HTC is known for its Sense UI. During the early days of Android, Sense was the best graphic user interface in the whole Android world. With the release of One series (One X, One S, One V) Sense was transformed; design changed, making sense more in line with stock Android. Sense UI present on the M8 looks very similar to the stock Android but has some tricks that make daily usage more comfortable.

Things like tap/swipe to wake, battery saver and much better looking settings menu make the phone more usable, and build up on top of stock Android experience. Overall, Sense is still on great GUI; other manufacturers should look up to HTC when designing their UIs. I’m still on Lollipop since there’s no need for me to migrate to Marshmallow; the only Marshmallow feature that I’m interested in is the option for merging SD card with internal storage; since 32 GB of internal storage are enough (for now), I’m not planning to switch to Marshmallow for at least a month (but will install it eventually, when get a new SD card).


The camera is the weakest point of the device. At just 4 MP (but with the Ultrapixel technology) the camera can snap some decent photos, but if you want crisp, sharp photos, look somewhere else. Since I’m not a user who takes tons of selfies, or who wants to take every other interesting scene he finds, the camera performance doesn’t hurt me at all.







The phone is equipped with a relatively low capacity battery. With just 2600 mAh (and especially since the device is more than two years old) I expected it to last under one day. But the battery usually doesn’t give up before the end of the day, even with constant usage. During light usage, it can live up to two days, which is phenomenal. Since it is more than a bit old, the charging can take up to two hours before the battery gets full. Not so bad for a two-year-old smartphone.

As you can see on screenshots below, the battery is at 63 percent after almost 13 hours of use. The usage included long Skype calls, lots of phone calls, a bit of gaming and an hour or so of surfing the web.
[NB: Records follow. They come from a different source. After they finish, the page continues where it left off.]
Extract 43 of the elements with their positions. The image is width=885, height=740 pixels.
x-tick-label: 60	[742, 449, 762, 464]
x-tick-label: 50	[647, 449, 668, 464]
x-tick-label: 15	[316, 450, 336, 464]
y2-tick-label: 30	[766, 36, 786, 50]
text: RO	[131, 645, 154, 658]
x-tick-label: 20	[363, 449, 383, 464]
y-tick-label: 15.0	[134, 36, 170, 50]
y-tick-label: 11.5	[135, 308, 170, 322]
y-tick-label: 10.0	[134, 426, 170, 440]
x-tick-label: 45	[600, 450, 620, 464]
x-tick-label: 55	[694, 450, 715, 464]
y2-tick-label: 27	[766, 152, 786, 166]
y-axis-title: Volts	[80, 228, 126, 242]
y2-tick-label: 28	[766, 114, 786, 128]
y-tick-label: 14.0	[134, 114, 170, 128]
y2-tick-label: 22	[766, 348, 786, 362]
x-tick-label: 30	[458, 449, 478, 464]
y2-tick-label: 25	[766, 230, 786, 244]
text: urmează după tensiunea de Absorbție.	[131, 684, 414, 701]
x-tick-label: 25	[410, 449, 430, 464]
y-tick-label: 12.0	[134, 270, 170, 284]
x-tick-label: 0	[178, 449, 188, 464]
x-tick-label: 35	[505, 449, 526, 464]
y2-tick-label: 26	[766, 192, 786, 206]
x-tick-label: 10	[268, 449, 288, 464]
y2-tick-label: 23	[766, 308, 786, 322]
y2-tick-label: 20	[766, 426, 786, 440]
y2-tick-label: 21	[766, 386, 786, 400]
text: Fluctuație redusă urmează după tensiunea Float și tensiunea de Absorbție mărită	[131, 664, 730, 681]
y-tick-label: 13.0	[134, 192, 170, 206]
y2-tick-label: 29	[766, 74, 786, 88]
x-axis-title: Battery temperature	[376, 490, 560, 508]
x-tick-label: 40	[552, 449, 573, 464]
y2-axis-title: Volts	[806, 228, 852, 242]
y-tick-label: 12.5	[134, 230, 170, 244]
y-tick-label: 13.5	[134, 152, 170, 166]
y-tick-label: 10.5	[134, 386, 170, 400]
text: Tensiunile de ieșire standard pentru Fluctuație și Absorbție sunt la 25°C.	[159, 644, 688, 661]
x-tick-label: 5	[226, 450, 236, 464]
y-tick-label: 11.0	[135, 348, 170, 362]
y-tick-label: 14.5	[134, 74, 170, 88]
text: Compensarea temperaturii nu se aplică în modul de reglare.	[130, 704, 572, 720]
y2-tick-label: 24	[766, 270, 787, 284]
The screen is a 5-inch Super LCD 3 with 1080p resolution. 1080p on a 5-inch is perfect; the sharpness is very high (441 ppi pixel density) and honestly, I can’t spot any level of pixelation. The manufacturers went for 1440p for marketing reasons, since 1080p provides density so high that no human eye can spot individual pixels. VR technology gave a proper reason for putting 1440p (or higher) resolution on smartphones, but since I don’t plan to use any kind of VR content on my HTC One (M8), 1080p is more than enough. The iPhone 7 has a resolution of 750 x 1334 pixels (326 ppi pixel density) making all talk about 1080p being too low a resolution for a modern smartphone pointless.
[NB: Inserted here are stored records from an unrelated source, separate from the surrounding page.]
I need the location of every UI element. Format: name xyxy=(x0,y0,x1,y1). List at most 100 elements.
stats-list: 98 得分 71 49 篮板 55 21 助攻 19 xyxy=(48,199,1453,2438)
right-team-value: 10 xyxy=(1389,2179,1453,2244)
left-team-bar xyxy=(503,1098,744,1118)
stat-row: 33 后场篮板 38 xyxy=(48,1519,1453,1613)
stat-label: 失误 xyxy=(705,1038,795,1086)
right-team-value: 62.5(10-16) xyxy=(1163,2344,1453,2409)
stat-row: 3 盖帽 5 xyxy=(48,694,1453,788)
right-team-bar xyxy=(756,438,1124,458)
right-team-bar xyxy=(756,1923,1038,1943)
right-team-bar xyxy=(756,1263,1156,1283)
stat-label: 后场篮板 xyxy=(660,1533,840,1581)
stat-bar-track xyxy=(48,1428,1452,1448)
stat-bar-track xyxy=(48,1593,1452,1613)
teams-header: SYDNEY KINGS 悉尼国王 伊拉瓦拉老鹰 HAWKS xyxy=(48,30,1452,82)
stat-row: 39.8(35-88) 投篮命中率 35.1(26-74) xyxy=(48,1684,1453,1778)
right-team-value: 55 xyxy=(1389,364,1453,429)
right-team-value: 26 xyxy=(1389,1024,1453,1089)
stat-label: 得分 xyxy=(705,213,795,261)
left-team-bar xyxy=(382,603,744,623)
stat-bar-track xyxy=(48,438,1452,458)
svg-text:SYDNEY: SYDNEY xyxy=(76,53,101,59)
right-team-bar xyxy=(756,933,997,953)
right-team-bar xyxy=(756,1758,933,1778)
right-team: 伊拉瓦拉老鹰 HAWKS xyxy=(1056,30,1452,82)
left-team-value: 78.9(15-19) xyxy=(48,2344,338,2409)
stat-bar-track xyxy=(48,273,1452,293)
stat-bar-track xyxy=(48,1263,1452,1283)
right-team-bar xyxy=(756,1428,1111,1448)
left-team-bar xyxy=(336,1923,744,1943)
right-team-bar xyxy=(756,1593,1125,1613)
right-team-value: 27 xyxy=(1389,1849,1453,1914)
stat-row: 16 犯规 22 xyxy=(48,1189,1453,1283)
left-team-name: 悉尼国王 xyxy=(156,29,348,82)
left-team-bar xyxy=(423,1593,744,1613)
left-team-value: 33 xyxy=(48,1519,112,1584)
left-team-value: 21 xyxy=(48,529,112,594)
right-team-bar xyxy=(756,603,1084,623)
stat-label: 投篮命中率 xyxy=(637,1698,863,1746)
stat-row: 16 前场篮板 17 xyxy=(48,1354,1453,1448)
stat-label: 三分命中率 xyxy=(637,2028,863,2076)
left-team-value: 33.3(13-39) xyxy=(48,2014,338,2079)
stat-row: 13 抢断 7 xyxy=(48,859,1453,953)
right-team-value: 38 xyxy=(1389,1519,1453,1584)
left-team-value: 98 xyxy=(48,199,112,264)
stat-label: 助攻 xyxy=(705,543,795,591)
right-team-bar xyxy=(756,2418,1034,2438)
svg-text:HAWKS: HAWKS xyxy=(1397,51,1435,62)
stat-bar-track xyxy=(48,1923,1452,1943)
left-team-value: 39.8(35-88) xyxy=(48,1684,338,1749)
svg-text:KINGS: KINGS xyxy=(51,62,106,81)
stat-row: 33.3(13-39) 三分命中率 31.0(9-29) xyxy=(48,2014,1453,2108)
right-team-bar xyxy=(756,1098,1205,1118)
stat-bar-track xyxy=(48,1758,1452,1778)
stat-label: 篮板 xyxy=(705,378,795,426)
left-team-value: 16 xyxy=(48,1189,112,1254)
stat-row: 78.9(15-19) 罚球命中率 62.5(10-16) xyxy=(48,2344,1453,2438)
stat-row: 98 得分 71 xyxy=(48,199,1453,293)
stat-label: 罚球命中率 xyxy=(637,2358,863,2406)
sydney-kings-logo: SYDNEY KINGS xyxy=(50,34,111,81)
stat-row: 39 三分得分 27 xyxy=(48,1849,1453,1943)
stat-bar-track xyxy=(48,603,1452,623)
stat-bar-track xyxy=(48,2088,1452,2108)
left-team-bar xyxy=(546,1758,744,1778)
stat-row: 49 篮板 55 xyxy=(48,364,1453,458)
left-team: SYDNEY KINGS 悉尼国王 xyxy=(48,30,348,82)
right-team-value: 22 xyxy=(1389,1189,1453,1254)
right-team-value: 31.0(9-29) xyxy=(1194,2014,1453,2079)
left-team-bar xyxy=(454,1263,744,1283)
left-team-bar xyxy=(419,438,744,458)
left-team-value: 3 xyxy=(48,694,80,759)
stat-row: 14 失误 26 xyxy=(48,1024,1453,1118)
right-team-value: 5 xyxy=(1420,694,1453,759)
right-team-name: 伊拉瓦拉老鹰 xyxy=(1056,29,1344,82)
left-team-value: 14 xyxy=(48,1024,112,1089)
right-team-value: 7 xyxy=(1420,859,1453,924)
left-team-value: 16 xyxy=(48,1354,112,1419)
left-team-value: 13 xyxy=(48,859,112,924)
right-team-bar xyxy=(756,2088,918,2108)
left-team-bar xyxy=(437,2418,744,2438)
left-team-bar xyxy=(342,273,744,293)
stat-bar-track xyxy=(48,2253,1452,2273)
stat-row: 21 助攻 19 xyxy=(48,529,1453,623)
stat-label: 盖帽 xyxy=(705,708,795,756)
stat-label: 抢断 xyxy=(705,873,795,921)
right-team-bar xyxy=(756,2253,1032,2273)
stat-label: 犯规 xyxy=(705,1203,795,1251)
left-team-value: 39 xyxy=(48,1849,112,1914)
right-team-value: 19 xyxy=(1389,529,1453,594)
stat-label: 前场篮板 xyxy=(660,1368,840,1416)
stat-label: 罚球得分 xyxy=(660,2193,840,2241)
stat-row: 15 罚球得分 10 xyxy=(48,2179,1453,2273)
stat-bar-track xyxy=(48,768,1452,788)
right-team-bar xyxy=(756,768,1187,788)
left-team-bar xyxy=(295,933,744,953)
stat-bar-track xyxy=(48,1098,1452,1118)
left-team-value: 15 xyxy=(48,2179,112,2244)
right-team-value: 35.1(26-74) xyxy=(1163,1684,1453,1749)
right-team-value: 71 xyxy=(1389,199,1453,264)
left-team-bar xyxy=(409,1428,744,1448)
Movies look awesome; brightness is excellent, making the screen visible even in direct sunlight. Web surfing is nice, with plenty of screen space; yes, it’s better on a 5.5-inch device, but even this 5-inch smartphone is almost too large for me.


It seems that we reached the point were getting a new phone doesn’t bring any visible performance jump. The only noticeable difference can be seen when running benchmarks while in real use you’ll see a performance jump of only a couple of milliseconds when opening apps, or switching from one app to another.

I can honestly say that a two-year-old flagship is still a very potent device. HTC One (M8) has a great display, its battery is still more than decent, the hardware can hold up against any new game or demanding app, and its build quality is superb. The audio quality is still unmatched, the phone can deliver outstanding sound, no matter is you use headphones or playing music over speakers. Once I hooked up my computer speakers to the phone, in order to check the quality, and was surprised that the phone managed to deliver a better sound than my PC sound card.

Overall, HTC One (M8) is one excellent device. I don’t need a new device since my One (M8) can perform all tasks that I use t for. Yes, the camera is subpar, and the phone can’t run the newest Android, but other than that, the device is superb. Don’t plan to change it until it dies from old age, or until the battery starts giving up. For now, it’s a device that can finish any task, a bit slower than the newest flagships.